Моя жизнь состоит из картинок-воспоминаний, одни с годами выцветают и исчезают, другие не признают ни времени, ни расстояний. Например – босоножки. На высокой танкетке, с бежевыми кожаными ремешками и золотой застежкой. Они были велики на несколько размеров, поэтому девочка ступала, словно канатоходец-кяндрбазчи по воздуху – раскинув в стороны руки. Платье – шифоновое, нежное, лилово-бирюзовое, развевалось длинным подолом по ветру, на левом запястье качался золотой браслет – она сжала руку в кулак, чтобы он не соскользнул и не упал. Это был, наверное, девяносто второй год, мой город – на краю страны, на краю мира, воюющий, неприкаянный, серо-мглистый, исполосованный рваными тенями, что тянулись от каждого полуразрушенного дома, мой город – потерянный и растерянный, зачарованно наблюдал, как по улице идет десятилетняя девочка – в женском платье, в босоножках на высоком каблуке и дорогих украшениях. Потом кто-то очнулся, перегородил ей путь, молча протянул руку. Она доверчиво протянула свою. И ее увели домой. Там была совершенно обыденная для войны история – в бомбежку погибли мама и младший брат, и девочка с папой остались одни. Однажды, спустя несколько недель после похорон, она надела все самое мамино нарядное и вышла в военный город. Шла – и улыбалась.

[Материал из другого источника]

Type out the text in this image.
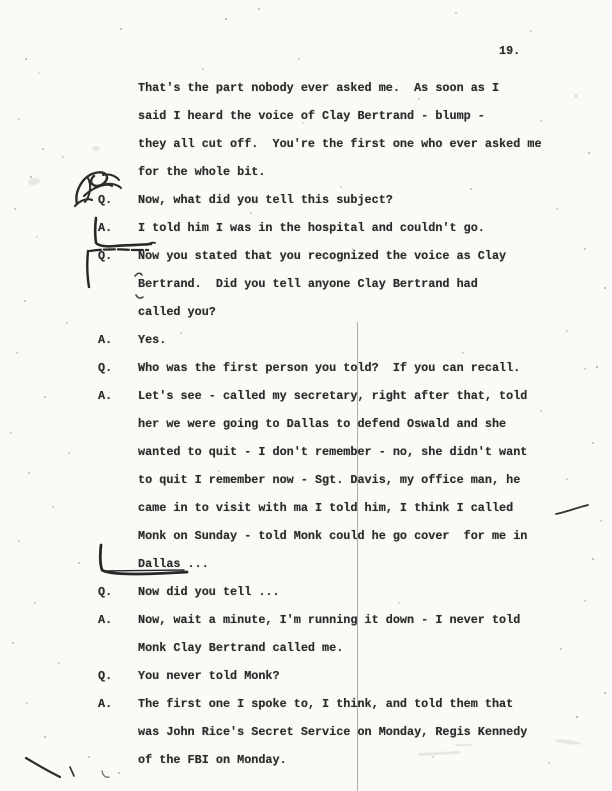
19.
That's the part nobody ever asked me.  As soon as I
said I heard the voice of Clay Bertrand - blump -
they all cut off.  You're the first one who ever asked me
for the whole bit.
Q.	Now, what did you tell this subject?
A.	I told him I was in the hospital and couldn't go.
Q.	Now you stated that you recognized the voice as Clay
Bertrand.  Did you tell anyone Clay Bertrand had
called you?
A.	Yes.
Q.	Who was the first person you told?  If you can recall.
A.	Let's see - called my secretary, right after that, told
her we were going to Dallas to defend Oswald and she
wanted to quit - I don't remember - no, she didn't want
to quit I remember now - Sgt. Davis, my office man, he
came in to visit with ma I told him, I think I called
Monk on Sunday - told Monk could he go cover  for me in
Dallas ...
Q.	Now did you tell ...
A.	Now, wait a minute, I'm running it down - I never told
Monk Clay Bertrand called me.
Q.	You never told Monk?
A.	The first one I spoke to, I think, and told them that
was John Rice's Secret Service on Monday, Regis Kennedy
of the FBI on Monday.
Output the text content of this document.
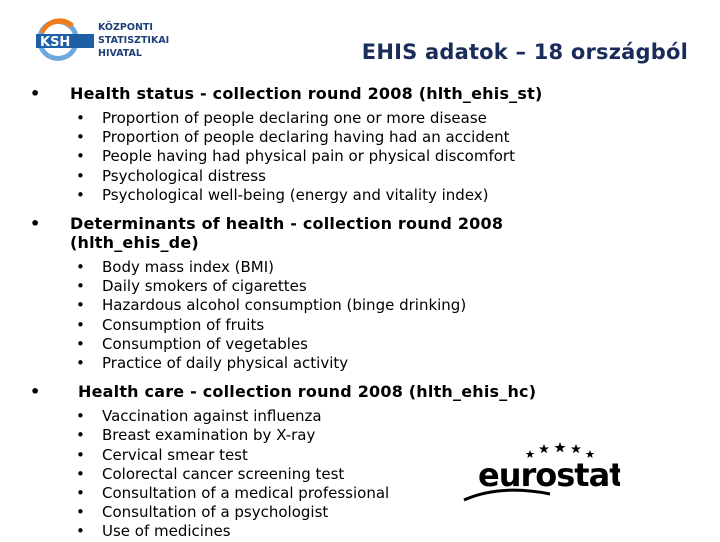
KSH
KÖZPONTI
STATISZTIKAI
HIVATAL	EHIS adatok – 18 országból
• Health status - collection round 2008 (hlth_ehis_st)
• Proportion of people declaring one or more disease
• Proportion of people declaring having had an accident
• People having had physical pain or physical discomfort
• Psychological distress
• Psychological well-being (energy and vitality index)
• Determinants of health - collection round 2008
(hlth_ehis_de)
• Body mass index (BMI)
• Daily smokers of cigarettes
• Hazardous alcohol consumption (binge drinking)
• Consumption of fruits
• Consumption of vegetables
• Practice of daily physical activity
• Health care - collection round 2008 (hlth_ehis_hc)
• Vaccination against influenza
• Breast examination by X-ray
• Cervical smear test
• Colorectal cancer screening test
• Consultation of a medical professional
• Consultation of a psychologist
• Use of medicines
eurostat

Когда я вспоминаю о ней, у меня меняется тембр голоса и тускнеет взгляд, но Вика говорит, что нам не дано пройти по тем дорогам, по которым мы однажды уже прошли, а Маринка говорит – все, что мы оставили позади, никогда больше к нам не вернется, и я верю им больше, чем себе, потому что иначе никак, или верь и живи, или отрекайся и умирай. Я живу.